Updates... and numbers...

A quick post about something I just read about... Apparently, the NSA just put up a new datacenter, and the scale the NSA is using to measure the capacity of the datacenter's storage is in Yottabytes.  So, the order goes something like 1 Kilobyte is 1,000 bytes... then 1 Megabyte is 1,000 Kilobytes... then it goes Giga... Tera... Peta... Exa... Zetta... and now Yottabytes!

So, what can you store in a Yottabyte?  Well, the answer is somewhere along the lines of the capacity of every civilian hard drive ever purchased... and then some.  It's enough space to store about 166 Terabytes of information for every person on the planet...  or store about 2.38 Million hours of telephone conversations (at 128kbps... which phone could easily be recorded at 64kbps.) for every person on the planet.

And, now for a little speculation... I have a feeling the datacenter can store multiple Yottabytes of information.  Not to mention the datacenter is probably built to allow for expansion.

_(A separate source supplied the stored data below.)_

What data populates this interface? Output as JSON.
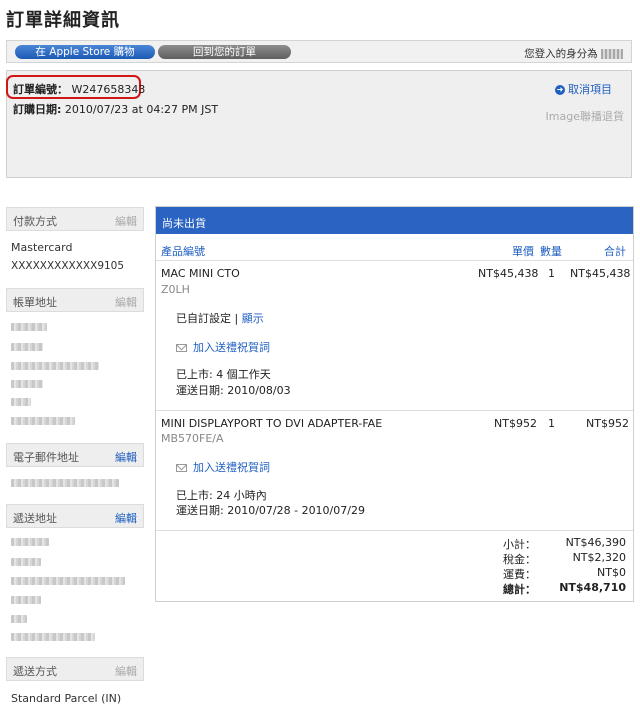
{
  "page_title": "訂單詳細資訊",
  "nav": {
    "store_button": "在 Apple Store 購物",
    "back_button": "回到您的訂單",
    "signed_in_as": "您登入的身分為"
  },
  "order": {
    "number_label": "訂單編號：",
    "number_value": "W247658343",
    "date_label": "訂購日期:",
    "date_value": "2010/07/23 at 04:27 PM JST",
    "cancel_link": "取消項目",
    "image_link": "Image聯播退貨"
  },
  "sidebar": {
    "payment": {
      "title": "付款方式",
      "edit": "編輯",
      "method": "Mastercard",
      "card": "XXXXXXXXXXXX9105"
    },
    "billing": {
      "title": "帳單地址",
      "edit": "編輯"
    },
    "email": {
      "title": "電子郵件地址",
      "edit": "編輯"
    },
    "shipping_address": {
      "title": "遞送地址",
      "edit": "編輯"
    },
    "shipping_method": {
      "title": "遞送方式",
      "edit": "編輯",
      "value": "Standard Parcel (IN)"
    }
  },
  "items_panel": {
    "status": "尚未出貨",
    "columns": {
      "product": "產品編號",
      "price": "單價",
      "qty": "數量",
      "total": "合計"
    },
    "items": [
      {
        "name": "MAC MINI CTO",
        "code": "Z0LH",
        "price": "NT$45,438",
        "qty": "1",
        "total": "NT$45,438",
        "config_text": "已自訂設定",
        "config_sep": "|",
        "config_link": "顯示",
        "gift_link": "加入送禮祝賀詞",
        "ships_line": "已上市: 4 個工作天",
        "delivery_line": "運送日期: 2010/08/03"
      },
      {
        "name": "MINI DISPLAYPORT TO DVI ADAPTER-FAE",
        "code": "MB570FE/A",
        "price": "NT$952",
        "qty": "1",
        "total": "NT$952",
        "gift_link": "加入送禮祝賀詞",
        "ships_line": "已上市: 24 小時內",
        "delivery_line": "運送日期: 2010/07/28 - 2010/07/29"
      }
    ],
    "totals": {
      "subtotal_label": "小計：",
      "subtotal": "NT$46,390",
      "tax_label": "稅金：",
      "tax": "NT$2,320",
      "shipping_label": "運費：",
      "shipping": "NT$0",
      "grand_label": "總計：",
      "grand": "NT$48,710"
    }
  }
}
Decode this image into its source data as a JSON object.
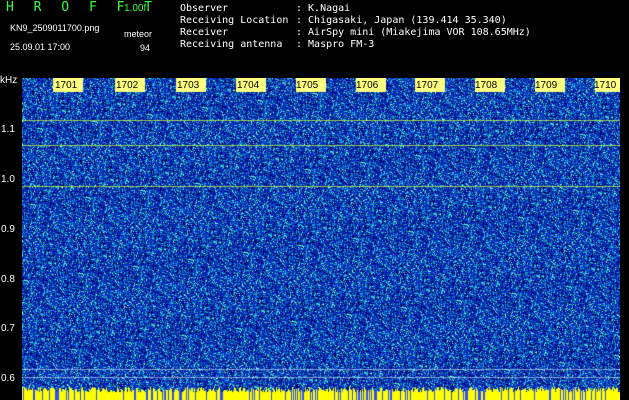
{
  "header": {
    "app_title": "H R O F F T",
    "version": "1.00f",
    "filename": "KN9_2509011700.png",
    "datetime": "25.09.01 17:00",
    "meteor_label": "meteor",
    "meteor_count": "94",
    "info": [
      {
        "label": "Observer",
        "value": ": K.Nagai"
      },
      {
        "label": "Receiving Location",
        "value": ": Chigasaki, Japan (139.414 35.340)"
      },
      {
        "label": "Receiver",
        "value": ": AirSpy mini (Miakejima VOR 108.65MHz)"
      },
      {
        "label": "Receiving antenna",
        "value": ": Maspro FM-3"
      }
    ]
  },
  "plot": {
    "y_unit": "kHz",
    "y_ticks": [
      "1.1",
      "1.0",
      "0.9",
      "0.8",
      "0.7",
      "0.6"
    ],
    "x_ticks": [
      "1701",
      "1702",
      "1703",
      "1704",
      "1705",
      "1706",
      "1707",
      "1708",
      "1709",
      "1710"
    ],
    "colors": {
      "background": "#0a1a8c",
      "noise_high": "#19c8c8",
      "line": "#c8ff3c",
      "bottom_band": "#ffff00"
    }
  }
}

Here is a table to help visualize the size of a Yottabyte:


1,000 Bytes
= 1 KiloByte
1,000,000 Bytes
= 1 MegaByte
1,000,000,000 Bytes
= 1 GigaByte
1,000,000,000,000 Bytes
= 1 TeraByte
1,000,000,000,000,000 Bytes
= 1 PetaByte
1,000,000,000,000,000,000 Bytes
= 1 ExaByte
1,000,000,000,000,000,000,000 Bytes
= 1 ZettaByte
1,000,000,000,000,000,000,000,000 Bytes
= 1 YottaByte


  Also take note that the milky way galaxy is approximately 95 Yottameters across...

  Anyway... other than just being freaked out by the size of the newest NSA datacenter, I'm doing pretty good.